Am Freitag vor Pfingsten war Joseph Keke zusammen mit seinem Amtsnachfolger Pfarrer Alphonsus Bello in der Pfarrei St. Vinzenz Ferrer in Malunfashi im nordnigerianischen Bundesstaat Katsina gefangen genommen worden. Bello wurde am nächsten Morgen in der Nähe getötet aufgefunden. Wie internationale Medien berichteten, wurde der Priester nur 30 Jahre alt. „Pfarrer Bellos Tod ist Teil der sinn- und endlosen Verluste, die unsere Nation verschlingen“, sagte Bischof Kukah.

Der getötete 30-jährige Pfarrer Alphonsus Bello (links) und der entführte Priester Joseph Keke aus Malunfashi (Nigeria).

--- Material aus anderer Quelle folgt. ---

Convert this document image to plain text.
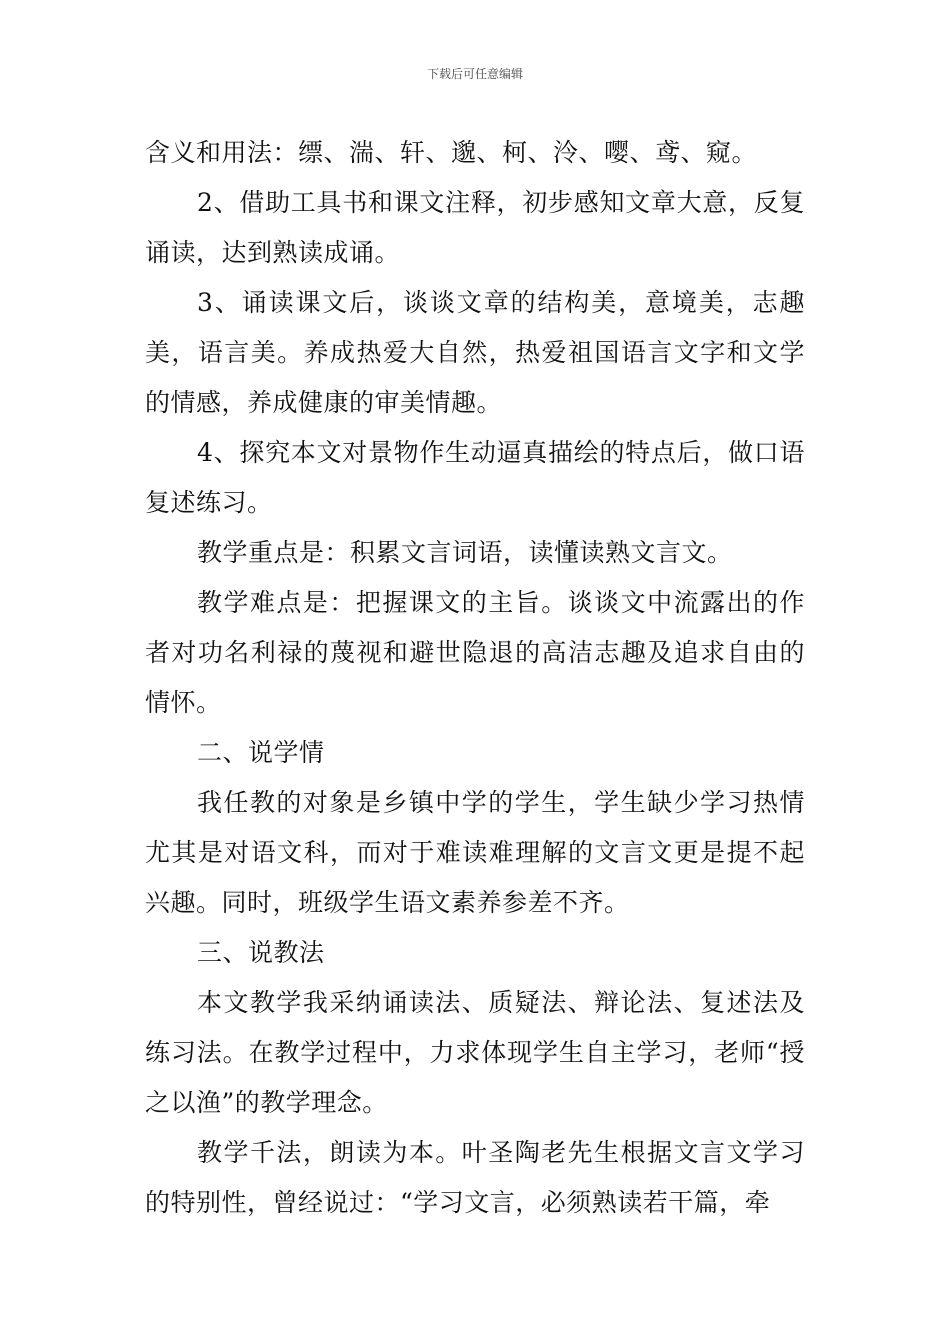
下载后可任意编辑

含义和用法：缥、湍、轩、邈、柯、泠、嘤、鸢、窥。

2、借助工具书和课文注释，初步感知文章大意，反复诵读，达到熟读成诵。

3、诵读课文后，谈谈文章的结构美，意境美，志趣美，语言美。养成热爱大自然，热爱祖国语言文字和文学的情感，养成健康的审美情趣。

4、探究本文对景物作生动逼真描绘的特点后，做口语复述练习。

教学重点是：积累文言词语，读懂读熟文言文。

教学难点是：把握课文的主旨。谈谈文中流露出的作者对功名利禄的蔑视和避世隐退的高洁志趣及追求自由的情怀。

二、说学情

我任教的对象是乡镇中学的学生，学生缺少学习热情尤其是对语文科，而对于难读难理解的文言文更是提不起兴趣。同时，班级学生语文素养参差不齐。

三、说教法

本文教学我采纳诵读法、质疑法、辩论法、复述法及练习法。在教学过程中，力求体现学生自主学习，老师“授之以渔”的教学理念。

教学千法，朗读为本。叶圣陶老先生根据文言文学习的特别性，曾经说过：“学习文言，必须熟读若干篇，牵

Wie die Nachrichtagentur „Fides“ berichtet, hatten am Pfingstmontag in der nigerianischen Hauptstadt Abuja hunderte Menschen gegen die zunehmenden Entführungen demonstriert, die alle Teile der Gesellschaft und alle religiösen Gruppen betreffen. Kirchenvertreter hatten zu Pfingsten erneut die Untätigkeit des Staates kritisiert, der den anhaltenden dschihadistischen Überfällen, Entführungen durch kriminelle Banden und Übergriffen radikalisierter Hirten nichts entgegensetze.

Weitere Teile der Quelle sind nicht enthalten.